6. The transport device system according to claim 1, characterised in that a control device (30) is provided, which is configured to control a first drive (22) for the drivable first transport part (19) and a second drive (29) for the drivable second transport part (26).

7. The transport device system according to claim 1, characterised in that the drivable first transport part (19) is a first revolving plate (21) and/or the drivable second transport part (26) is a second revolving plate (28).

8. The transport device system according to claim 7, characterised in that the first revolving plate (21) has a larger diameter than the second revolving plate (28).

9. The transport device system according to claim 1, characterised in that the number of first transport pockets (20) at the drivable first transport part (19) is greater than the number of the second transport pockets (27) at the drivable second transport part (26).

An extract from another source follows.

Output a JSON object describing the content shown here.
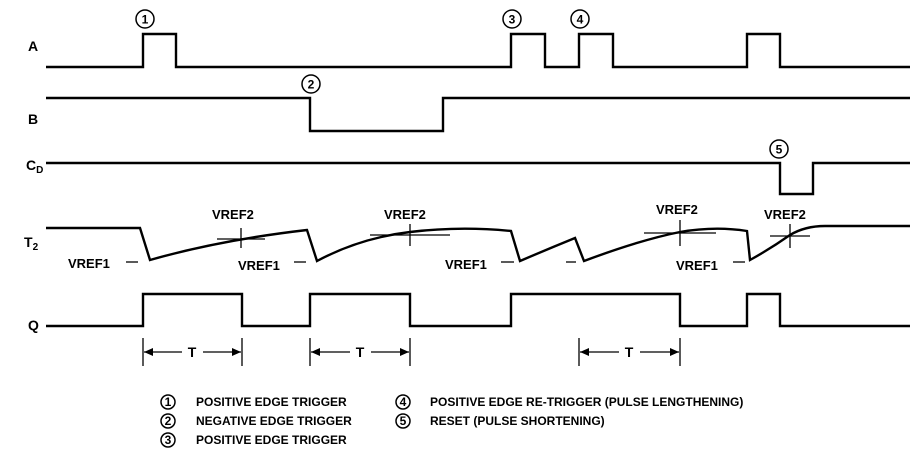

10. A method for producing the minted multi-part coin with use of the transport device system according to claim 1, said method comprising the following steps: transporting the received single multi-part blank (16) in one of the plurality of first transport pockets (20) of the drivable first transport part (19) to the transfer location (34), while providing the first clearance (S1) between the outer contour (51) of the received single multi-part blank (16) and the inner contour (50) of the one first transport pocket (20),transferring the received single multi-part blank (16) into one of the plurality of second transport pockets (27) of the drivable second transport part (26) at the transfer location (34), while providing the second clearance (S2) between the outer contour (51) of the received single multi-part blank (16) and the inner contour (52) of the one second transport pocket (27), wherein the first clearance (S1) is smaller than the second clearance (S2),transporting the received single multi-part blank (16) in the one second transport pocket (27) of the drivable second tranpsort part (26) to the minting station (17),minting the multi-part coin from the received single multi-part blank (16) in the minting station (17),transporting the multi-part coin from the minting station (17) in one of the second transport pockets (27) of the second transport part (26) to the removal location (40).

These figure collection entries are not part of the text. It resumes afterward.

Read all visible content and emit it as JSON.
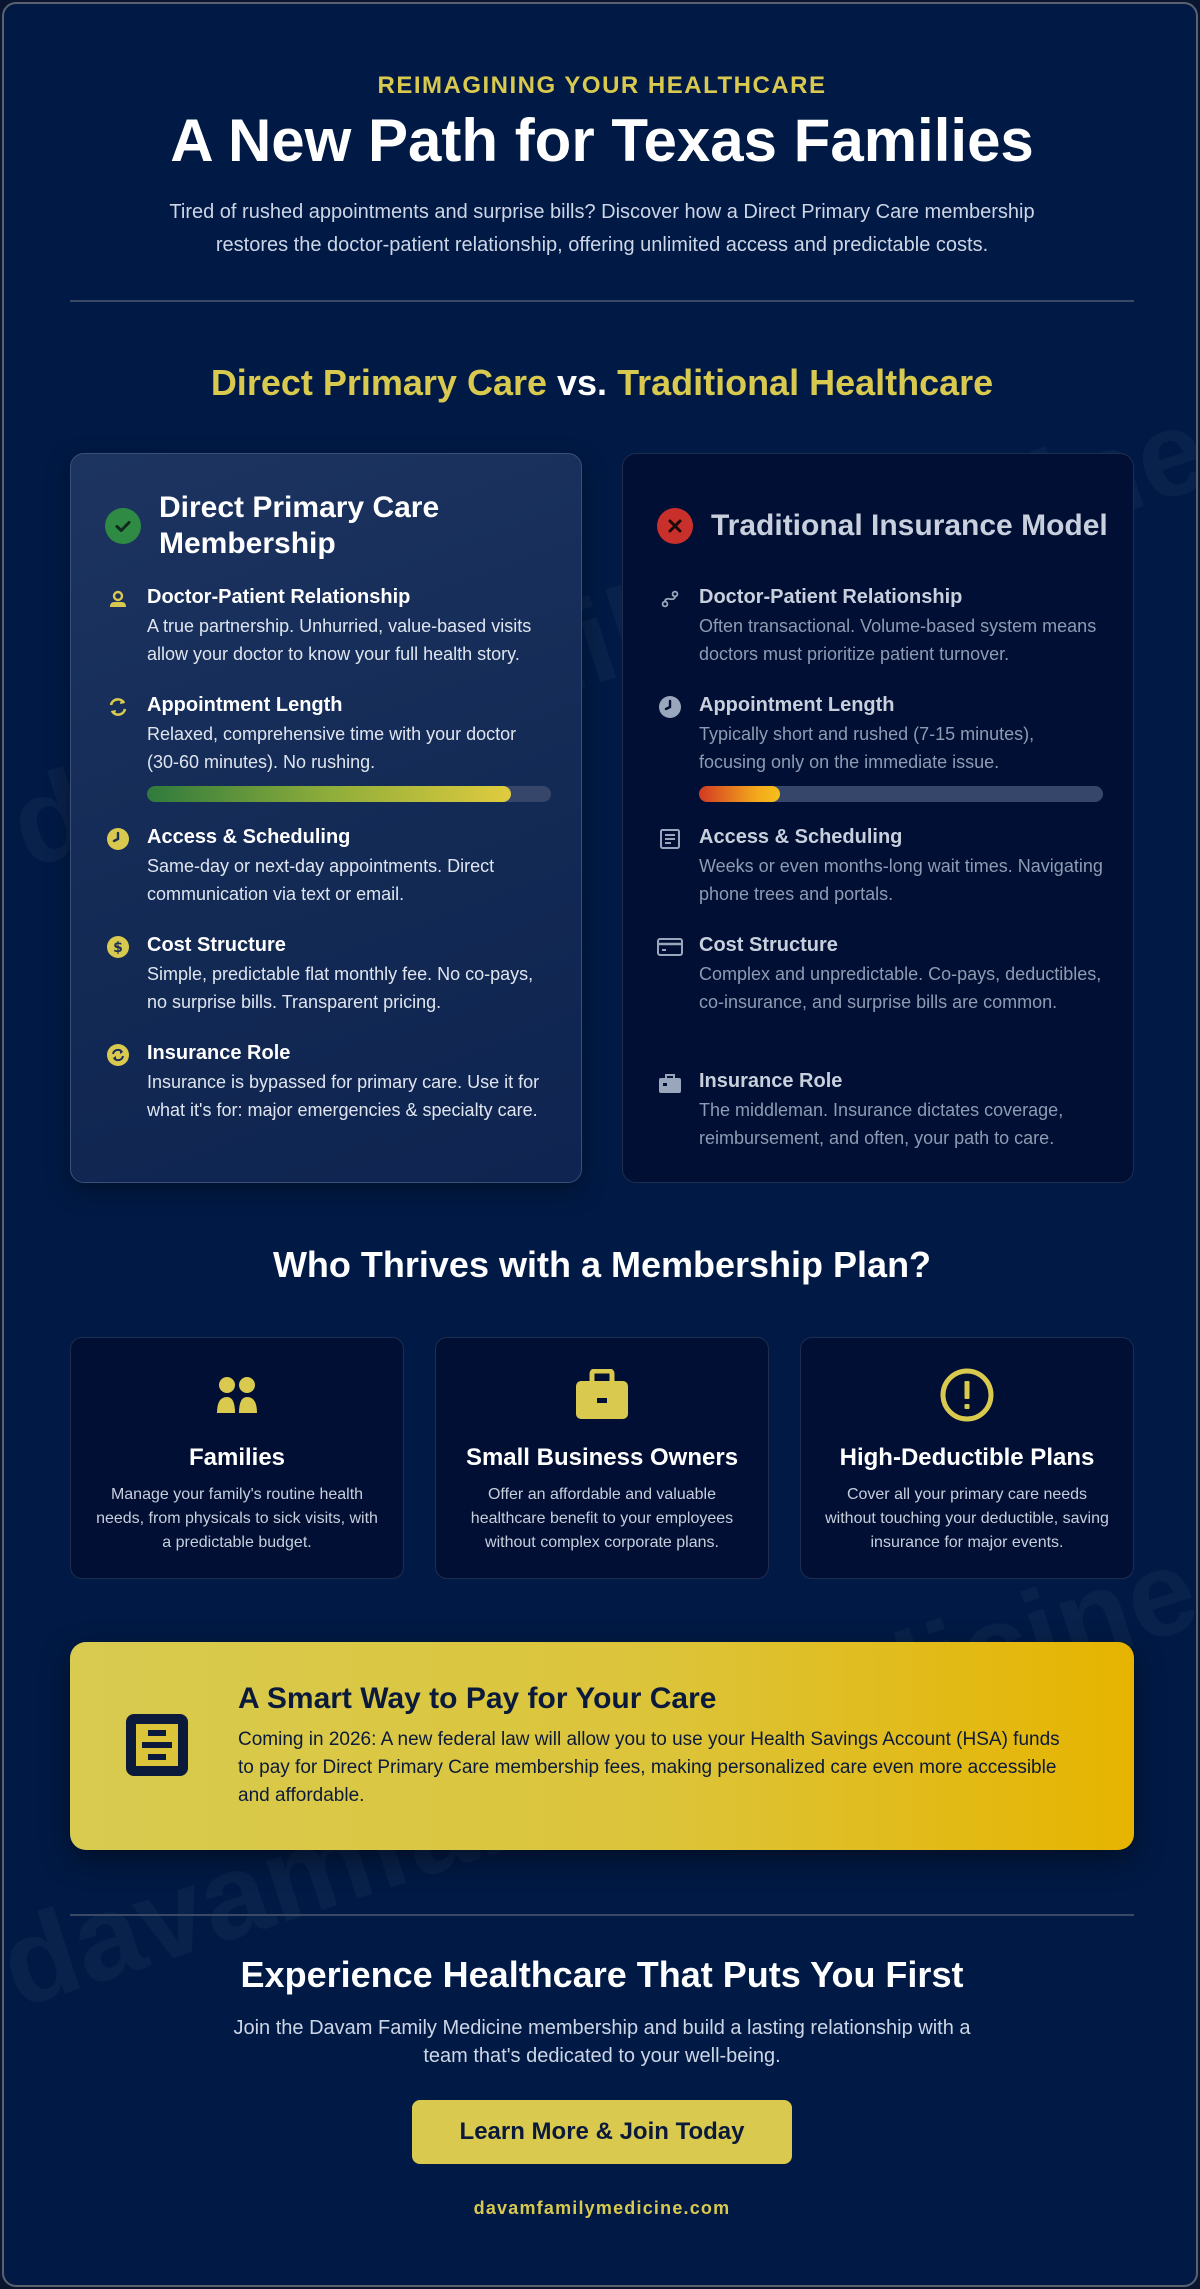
{
  "header": {
    "eyebrow": "REIMAGINING YOUR HEALTHCARE",
    "title": "A New Path for Texas Families",
    "subtitle": "Tired of rushed appointments and surprise bills? Discover how a Direct Primary Care membership restores the doctor-patient relationship, offering unlimited access and predictable costs."
  },
  "watermark": "davamfamilymedicine.com",
  "comparison": {
    "title_part1": "Direct Primary Care",
    "title_vs": " vs. ",
    "title_part2": "Traditional Healthcare",
    "dpc": {
      "title": "Direct Primary Care Membership",
      "icon": "check-circle-icon",
      "accent_color": "#2f8a43",
      "items": [
        {
          "icon": "user-icon",
          "title": "Doctor-Patient Relationship",
          "desc": "A true partnership. Unhurried, value-based visits allow your doctor to know your full health story."
        },
        {
          "icon": "refresh-icon",
          "title": "Appointment Length",
          "desc": "Relaxed, comprehensive time with your doctor (30-60 minutes). No rushing.",
          "bar_fill": 0.9
        },
        {
          "icon": "clock-icon",
          "title": "Access & Scheduling",
          "desc": "Same-day or next-day appointments. Direct communication via text or email."
        },
        {
          "icon": "dollar-icon",
          "title": "Cost Structure",
          "desc": "Simple, predictable flat monthly fee. No co-pays, no surprise bills. Transparent pricing."
        },
        {
          "icon": "cycle-icon",
          "title": "Insurance Role",
          "desc": "Insurance is bypassed for primary care. Use it for what it's for: major emergencies & specialty care."
        }
      ]
    },
    "trad": {
      "title": "Traditional Insurance Model",
      "icon": "x-circle-icon",
      "accent_color": "#c9302c",
      "items": [
        {
          "icon": "route-icon",
          "title": "Doctor-Patient Relationship",
          "desc": "Often transactional. Volume-based system means doctors must prioritize patient turnover."
        },
        {
          "icon": "clock-icon",
          "title": "Appointment Length",
          "desc": "Typically short and rushed (7-15 minutes), focusing only on the immediate issue.",
          "bar_fill": 0.2
        },
        {
          "icon": "form-icon",
          "title": "Access & Scheduling",
          "desc": "Weeks or even months-long wait times. Navigating phone trees and portals."
        },
        {
          "icon": "credit-card-icon",
          "title": "Cost Structure",
          "desc": "Complex and unpredictable. Co-pays, deductibles, co-insurance, and surprise bills are common."
        },
        {
          "icon": "briefcase-medical-icon",
          "title": "Insurance Role",
          "desc": "The middleman. Insurance dictates coverage, reimbursement, and often, your path to care."
        }
      ]
    }
  },
  "who": {
    "title": "Who Thrives with a Membership Plan?",
    "cards": [
      {
        "icon": "family-icon",
        "title": "Families",
        "desc": "Manage your family's routine health needs, from physicals to sick visits, with a predictable budget."
      },
      {
        "icon": "briefcase-icon",
        "title": "Small Business Owners",
        "desc": "Offer an affordable and valuable healthcare benefit to your employees without complex corporate plans."
      },
      {
        "icon": "alert-circle-icon",
        "title": "High-Deductible Plans",
        "desc": "Cover all your primary care needs without touching your deductible, saving insurance for major events."
      }
    ]
  },
  "hsa": {
    "icon": "receipt-icon",
    "title": "A Smart Way to Pay for Your Care",
    "text": "Coming in 2026: A new federal law will allow you to use your Health Savings Account (HSA) funds to pay for Direct Primary Care membership fees, making personalized care even more accessible and affordable."
  },
  "cta": {
    "title": "Experience Healthcare That Puts You First",
    "subtitle": "Join the Davam Family Medicine membership and build a lasting relationship with a team that's dedicated to your well-being.",
    "button": "Learn More & Join Today",
    "site": "davamfamilymedicine.com"
  },
  "colors": {
    "background": "#001a45",
    "accent_yellow": "#d9c94f",
    "dpc_card": "#1a3160",
    "trad_card": "#000f33"
  }
}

11. The method according to claim 10, which additionally comprises the following steps: transporting an outer constituent (46) comprising a ring of the plurality of constituents of the received single multi-part blank (16) in one of the plurality of the first transport pockets (20) of the drivable first transport part (19) to a joining station (47) arranged adjacently to the drivable first transport part (19),inserting an inner constituent (43) comprising a core of the plurality of constituents of the received single multi-part blank (16) into the outer constituent (46) at the joining station (47),transporting the received single multi-part blank (16) from the joining station (47) in one of the plurality of first transport pockets (20) of the drivable first transport part (19) to the transfer location (34).

12. The method according to claim 11, wherein a pre-constituent of the received single multi-part blank (16) of the transport device system comprises a blank disc (42), said method additionally comprises the following steps: transporting the pre-constituent blank disc (42) of the received single multi-part blank (16) in one of the plurality of first transport pockets (20) of the drivable first transport part (19) to a hole-forming station (44) arranged adjacently to the drivable first transport part (19),forming a hole (45) in the pre-constituent blank disc (42) in the hole-forming station (44) to produce the outer constituent (46) comprising the ring of the received single multi-part blank (16)transporting the outer constituent (46) comprising the ring of the received single multi-part blank (16) in one of the plurality of first transport pockets (20) of the first tranpsort part (19) from the hole-forming station (44).

13. The method according to claim 12, which additionally comprises the following step: forming an inner edge of the outer constituent (46) comprising the ring of the received single multi-part blank (16) in the hole-forming station (44) or a forming station.